Please note that this role is in-person (we can sponsor visas and offer international relocation support as a UK AI Futures partner)
Qualifications
Evidence of exceptional ML engineering ability:
- Proven expertise in software or ML engineering, focusing on building robust, scalable systems.
- Experience with orchestration systems like SLURM or Ray, along with MLOps tools such as Kubernetes, Vertex, or Sagemaker.
- Skilled in creating and managing multi-instance clusters for data and model parallel training on GPUs/TPUs, preferably using DeepSpeed or PyTorch FSDP.
- Proficient in serving large machine learning models at scale, including quantization, distributed computing, and using frameworks like vLLM or Ray Serve.
- Strong understanding of techniques like paged attention, gradient checkpointing, and DeepSpeed, with the ability to implement and optimise them at scale.
Nice to have
- Experience at a leading AI company (Mistral, Anthropic, OpenAI, X.ai, HuggingFace, Cohere, Stability, etc.)
- Interested in and thoughtful about of the impacts of AI technology.
About you
You are going to thrive at Atla with the following mindset:
- Collaborative and team-oriented, with strong communication skills.
- Comfortable with the uncertainty and fast pace of a hyper-growth startup.
- Willingness to continuously learn and adapt in a dynamic environment.
- Unpretentious and hard working; find the best ideas wherever they come from.
Compensation
- Exceptionally competitive salary
- Significant stake in equity as one of the first joiners
- Pension plan
- Medical, dental, and vision benefits
Join our driven team to make a dent in the universe by engineering safe, beneficial AI systems!
Atla is an AI research and deployment company dedicated to enabling the safe development of artificial general intelligence.

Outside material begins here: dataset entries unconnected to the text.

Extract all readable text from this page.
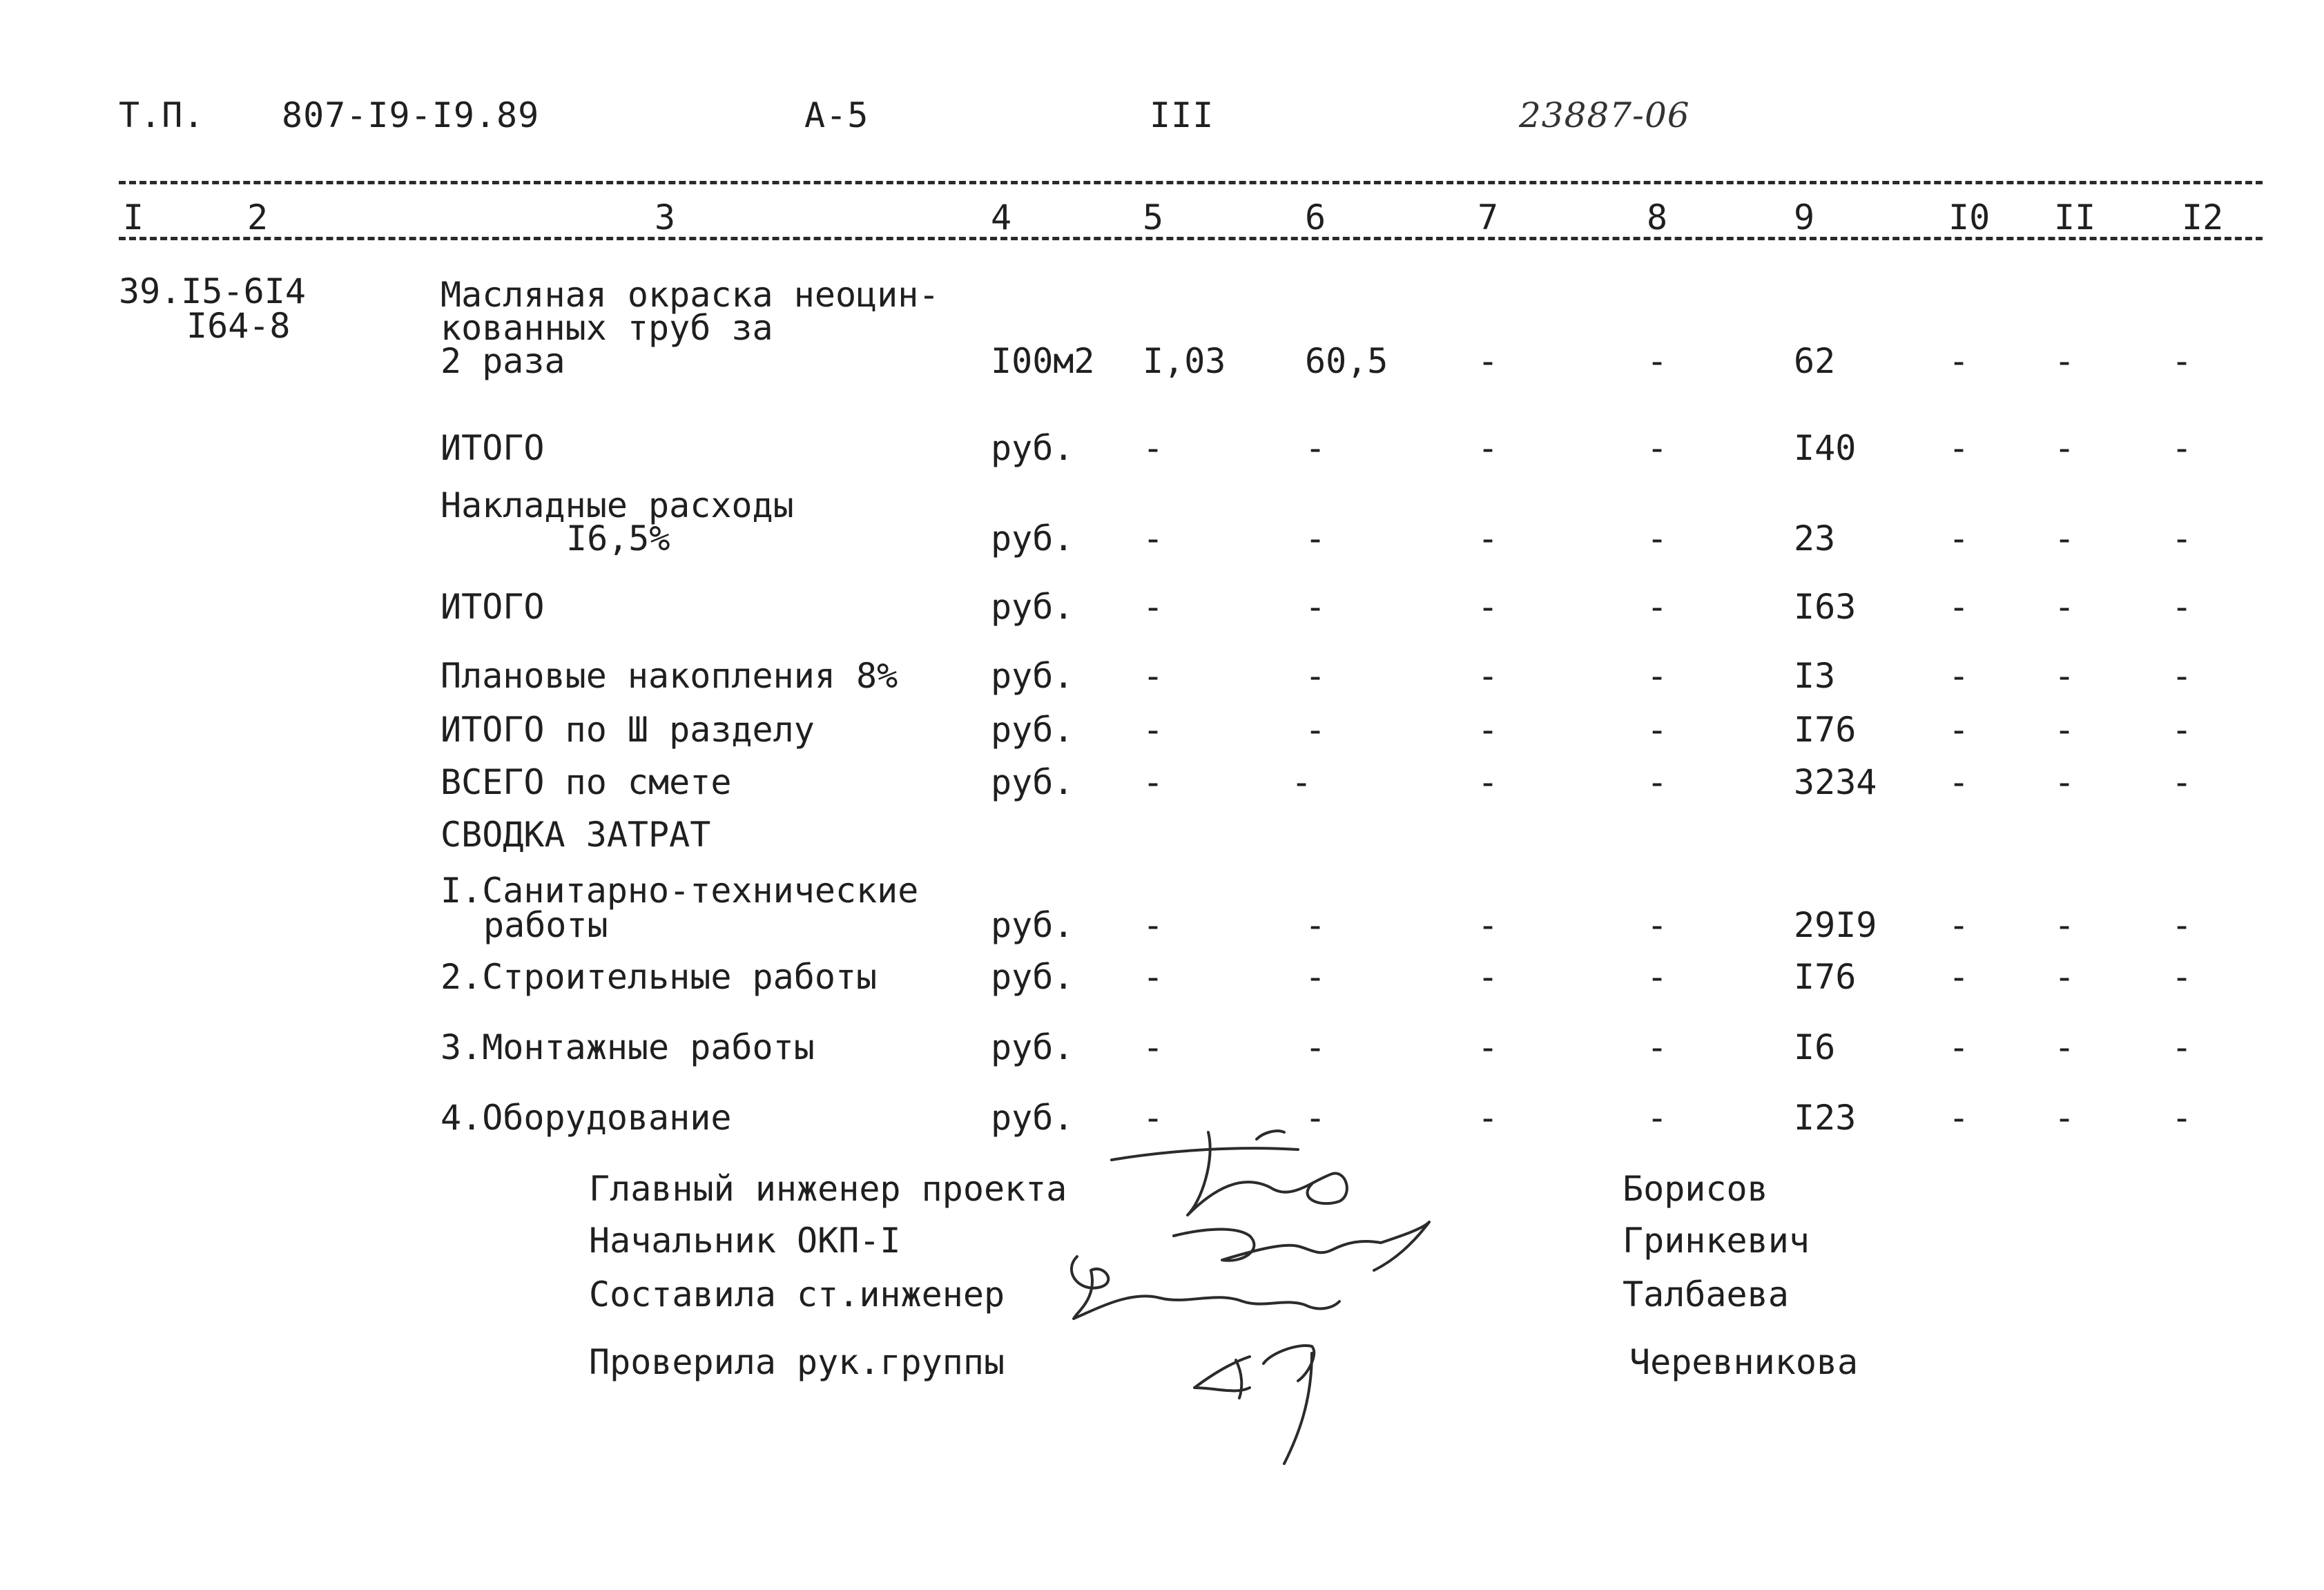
Т.П. 807-I9-I9.89	А-5	III	23887-06
I	2	3	4	5	6	7	8	9	I0 II I2
39.I5-6I4
I64-8
Масляная окраска неоцин-
кованных труб за
2 раза	I00м2 I,03 60,5	-	-	62	- -	-
ИТОГО	руб. -	-	-	-	I40	- -	-
Накладные расходы
I6,5%	руб. -	-	-	-	23	- -	-
ИТОГО	руб. -	-	-	-	I63	- -	-
Плановые накопления 8%	руб. -	-	-	-	I3	- -	-
ИТОГО по Ш разделу	руб. -	-	-	-	I76	- -	-
ВСЕГО по смете	руб. -	-	-	-	3234 - -	-
СВОДКА ЗАТРАТ
I.Санитарно-технические
работы	руб. -	-	-	-	29I9 - -	-
2.Строительные работы	руб. -	-	-	-	I76	- -	-
3.Монтажные работы	руб. -	-	-	-	I6	- -	-
4.Оборудование	руб. -	-	-	-	I23	- -	-
Главный инженер проекта	Борисов
Начальник ОКП-I	Гринкевич
Составила ст.инженер	Талбаева
Проверила рук.группы	Черевникова
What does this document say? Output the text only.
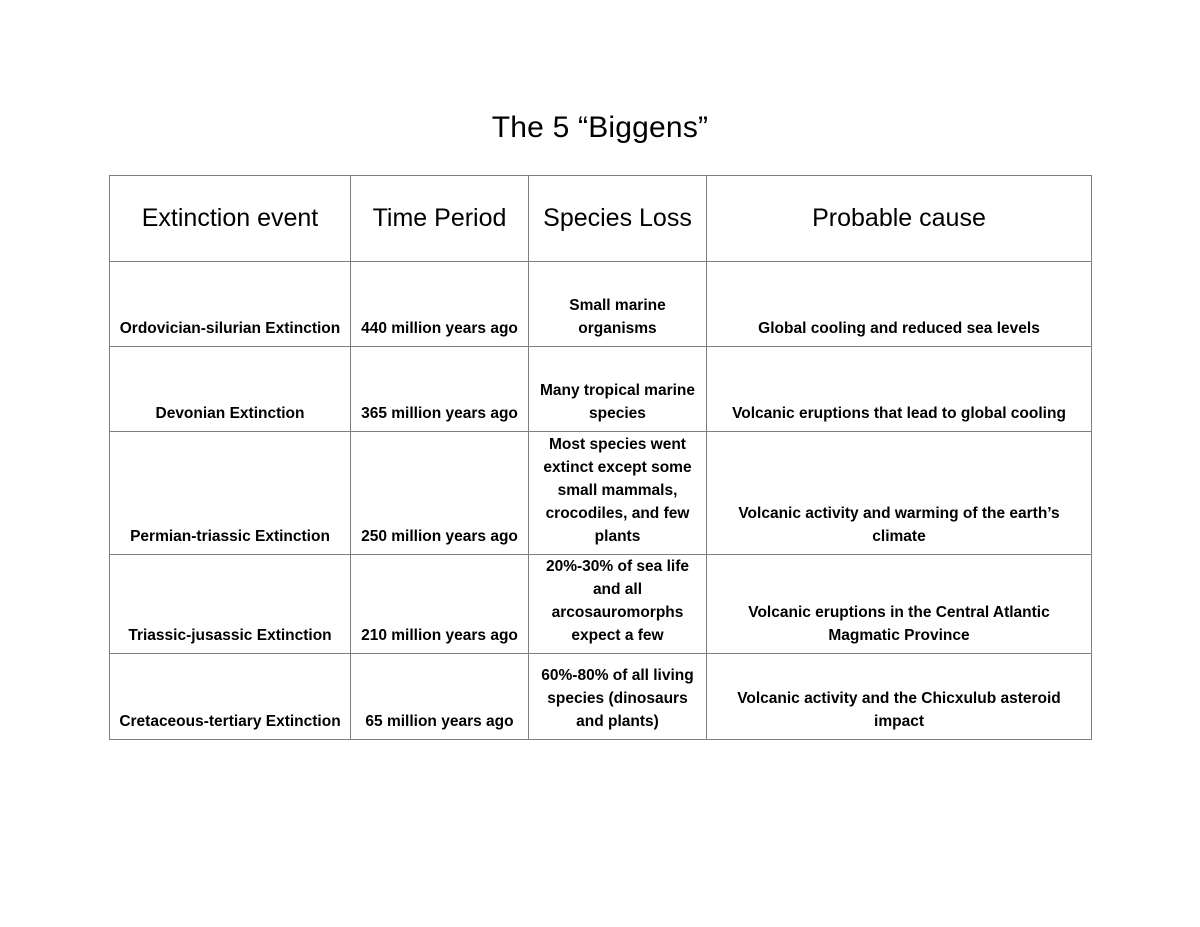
The 5 “Biggens”
Extinction event	Time Period	Species Loss	Probable cause
Ordovician-silurian Extinction	440 million years ago	Small marine organisms	Global cooling and reduced sea levels
Devonian Extinction	365 million years ago	Many tropical marine species	Volcanic eruptions that lead to global cooling
Permian-triassic Extinction	250 million years ago	Most species went extinct except some small mammals, crocodiles, and few plants	Volcanic activity and warming of the earth’s climate
Triassic-jusassic Extinction	210 million years ago	20%-30% of sea life and all arcosauromorphs expect a few	Volcanic eruptions in the Central Atlantic Magmatic Province
Cretaceous-tertiary Extinction	65 million years ago	60%-80% of all living species (dinosaurs and plants)	Volcanic activity and the Chicxulub asteroid impact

Generative AI can only reach its full potential when it consistently produces safe and useful results. We train models to catch errors, monitor AI performance, and understand critical failure modes.
We’re a team of researchers, engineers, entrepreneurs and operational leaders, with experience spanning a variety of disciplines, all working together to enable the development of safe artificial general intelligence.
We are backed by Y Combinator, Creandum, and the founders of Reddit, Cruise, Rappi, Instacart and more.